Europa Press / Diario de Avisos
Dos médicos chinos del hospital de Wuhan, Yi Fan y Hu Weifeng, pasaron varias semanas en coma inducido tras haber contraído el coronavirus mientras trabajaban con pacientes infectados.
Al despertar del coma, ambos se dieron cuenta de que su piel había oscurecido supuestamente por los efectos secundarios de la medicación que recibieron, la popular cloriquina, que también puede ocasionar daños en el hígado.
“Cuando adquirí conciencia por primera vez, especialmente después de conocer mi condición, me sentí asustado; a menudo tenía pesadillas”, confesó el doctor Fan a la cadena de televisión pública ‘BTV’.
Uso de la cloroquina en España
La Agencia Española de Medicamentos y Productos Sanitarios ha alertado de que la cloroquina o hidroxicloroquina, que se están empleando en el tratamiento del coronavirus, pueden ocasionar trastornos del ritmo cardíaco en algunos enfermos, por lo que pide extremar la precaución.

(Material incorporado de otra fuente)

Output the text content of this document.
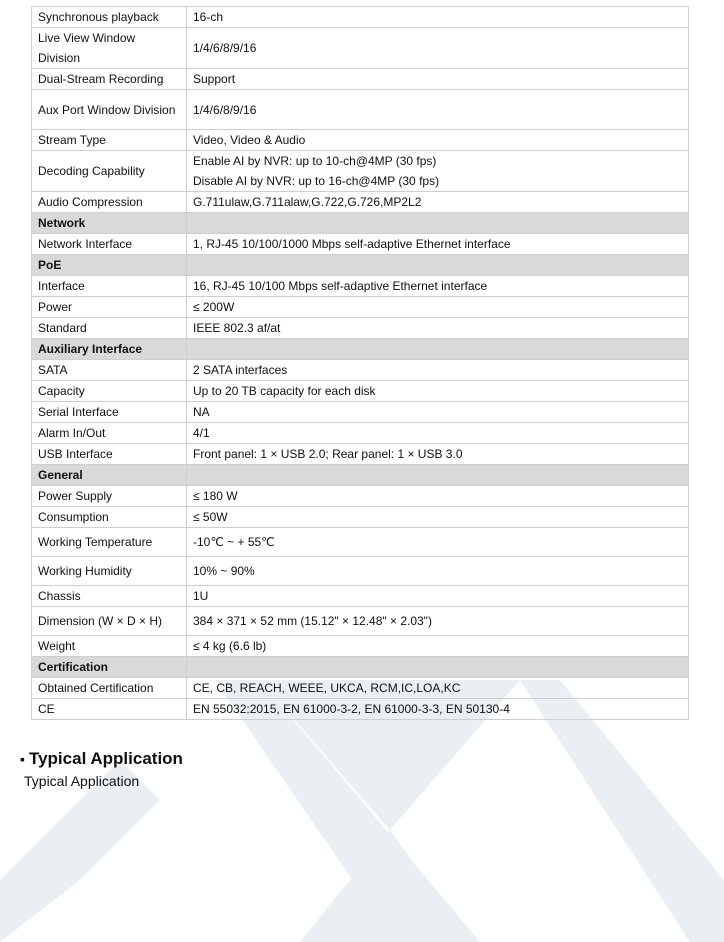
Synchronous playback	16-ch

Live View Window Division	1/4/6/8/9/16

Dual-Stream Recording	Support

Aux Port Window Division	1/4/6/8/9/16

Stream Type	Video, Video & Audio

Decoding Capability	Enable AI by NVR: up to 10-ch@4MP (30 fps)
Disable AI by NVR: up to 16-ch@4MP (30 fps)

Audio Compression	G.711ulaw,G.711alaw,G.722,G.726,MP2L2

Network	
Network Interface	1, RJ-45 10/100/1000 Mbps self-adaptive Ethernet interface

PoE	
Interface	16, RJ-45 10/100 Mbps self-adaptive Ethernet interface

Power	≤ 200W

Standard	IEEE 802.3 af/at

Auxiliary Interface	
SATA	2 SATA interfaces

Capacity	Up to 20 TB capacity for each disk

Serial Interface	NA

Alarm In/Out	4/1

USB Interface	Front panel: 1 × USB 2.0; Rear panel: 1 × USB 3.0

General	
Power Supply	≤ 180 W

Consumption	≤ 50W

Working Temperature	-10℃ ~ + 55℃

Working Humidity	10% ~ 90%

Chassis	1U

Dimension (W × D × H)	384 × 371 × 52 mm (15.12" × 12.48" × 2.03")

Weight	≤ 4 kg (6.6 lb)

Certification	
Obtained Certification	CE, CB, REACH, WEEE, UKCA, RCM,IC,LOA,KC

CE	EN 55032:2015, EN 61000-3-2, EN 61000-3-3, EN 50130-4
▪ Typical Application

Typical Application
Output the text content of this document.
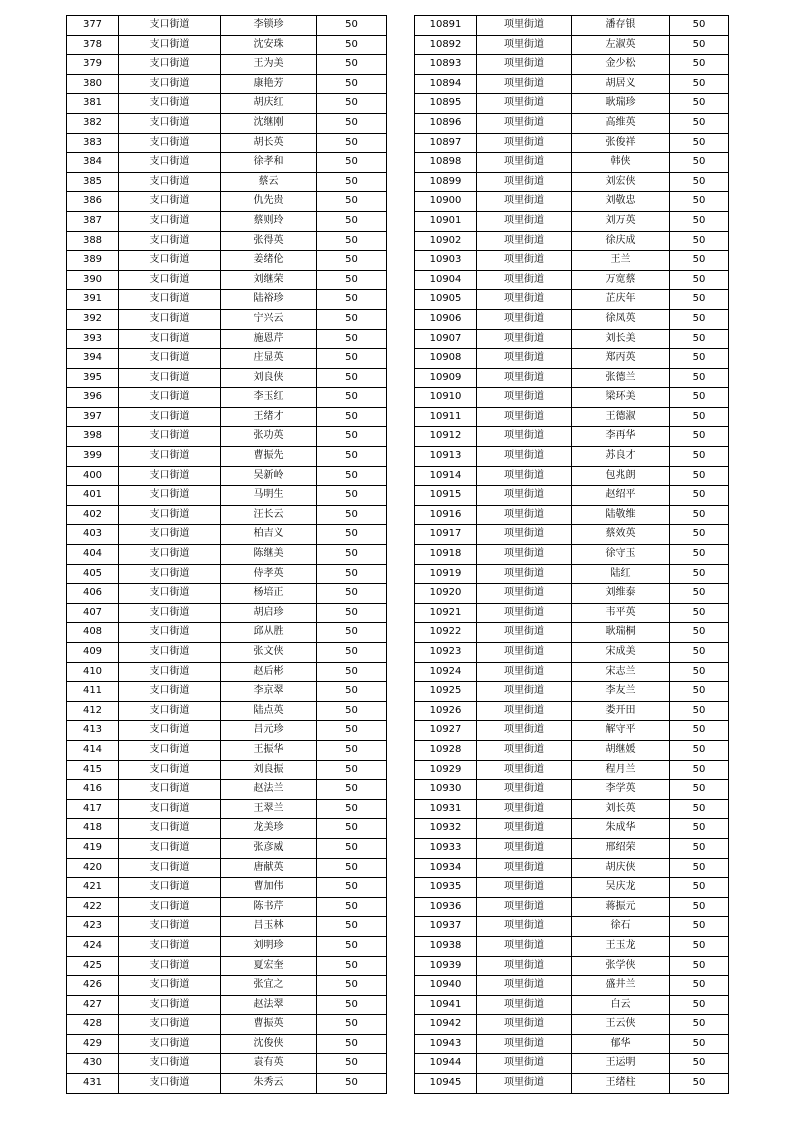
377	支口街道	李锁珍	50
378	支口街道	沈安珠	50
379	支口街道	王为美	50
380	支口街道	康艳芳	50
381	支口街道	胡庆红	50
382	支口街道	沈继刚	50
383	支口街道	胡长英	50
384	支口街道	徐孝和	50
385	支口街道	蔡云	50
386	支口街道	仇先贵	50
387	支口街道	蔡则玲	50
388	支口街道	张得英	50
389	支口街道	姜绪伦	50
390	支口街道	刘继荣	50
391	支口街道	陆裕珍	50
392	支口街道	宁兴云	50
393	支口街道	施恩芹	50
394	支口街道	庄显英	50
395	支口街道	刘良侠	50
396	支口街道	李玉红	50
397	支口街道	王绪才	50
398	支口街道	张功英	50
399	支口街道	曹振先	50
400	支口街道	吴新岭	50
401	支口街道	马明生	50
402	支口街道	汪长云	50
403	支口街道	柏吉义	50
404	支口街道	陈继美	50
405	支口街道	侍孝英	50
406	支口街道	杨培正	50
407	支口街道	胡启珍	50
408	支口街道	邱从胜	50
409	支口街道	张文侠	50
410	支口街道	赵后彬	50
411	支口街道	李京翠	50
412	支口街道	陆点英	50
413	支口街道	吕元珍	50
414	支口街道	王振华	50
415	支口街道	刘良振	50
416	支口街道	赵法兰	50
417	支口街道	王翠兰	50
418	支口街道	龙美珍	50
419	支口街道	张彦威	50
420	支口街道	唐献英	50
421	支口街道	曹加伟	50
422	支口街道	陈书芹	50
423	支口街道	吕玉林	50
424	支口街道	刘明珍	50
425	支口街道	夏宏奎	50
426	支口街道	张宜之	50
427	支口街道	赵法翠	50
428	支口街道	曹振英	50
429	支口街道	沈俊侠	50
430	支口街道	袁有英	50
431	支口街道	朱秀云	50
10891	项里街道	潘存银	50
10892	项里街道	左淑英	50
10893	项里街道	金少松	50
10894	项里街道	胡居义	50
10895	项里街道	耿瑞珍	50
10896	项里街道	高维英	50
10897	项里街道	张俊祥	50
10898	项里街道	韩侠	50
10899	项里街道	刘宏侠	50
10900	项里街道	刘敬忠	50
10901	项里街道	刘万英	50
10902	项里街道	徐庆成	50
10903	项里街道	王兰	50
10904	项里街道	万宽蔡	50
10905	项里街道	芷庆年	50
10906	项里街道	徐凤英	50
10907	项里街道	刘长美	50
10908	项里街道	郑丙英	50
10909	项里街道	张德兰	50
10910	项里街道	梁环美	50
10911	项里街道	王德淑	50
10912	项里街道	李再华	50
10913	项里街道	苏良才	50
10914	项里街道	包兆朗	50
10915	项里街道	赵绍平	50
10916	项里街道	陆敬维	50
10917	项里街道	蔡效英	50
10918	项里街道	徐守玉	50
10919	项里街道	陆红	50
10920	项里街道	刘维泰	50
10921	项里街道	韦平英	50
10922	项里街道	耿瑞桐	50
10923	项里街道	宋成美	50
10924	项里街道	宋志兰	50
10925	项里街道	李友兰	50
10926	项里街道	娄开田	50
10927	项里街道	解守平	50
10928	项里街道	胡继媛	50
10929	项里街道	程月兰	50
10930	项里街道	李学英	50
10931	项里街道	刘长英	50
10932	项里街道	朱成华	50
10933	项里街道	邢绍荣	50
10934	项里街道	胡庆侠	50
10935	项里街道	吴庆龙	50
10936	项里街道	蒋振元	50
10937	项里街道	徐石	50
10938	项里街道	王玉龙	50
10939	项里街道	张学侠	50
10940	项里街道	盛井兰	50
10941	项里街道	白云	50
10942	项里街道	王云侠	50
10943	项里街道	郁华	50
10944	项里街道	王运明	50
10945	项里街道	王绪柱	50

El riesgo aumenta con dosis altas y cuando se administra junto con otros medicamentos con riesgos similares, como azitromicina (antibiótico que se utiliza para tratar ciertas infecciones bacterianas).
Aún así, el organismo, adscrito al Ministerio de Sanidad, recuerda que a día de hoy ningún ensayo clínico controlado ha demostrado la eficacia de estos medicamentos para el tratamiento de pacientes con COVID-19.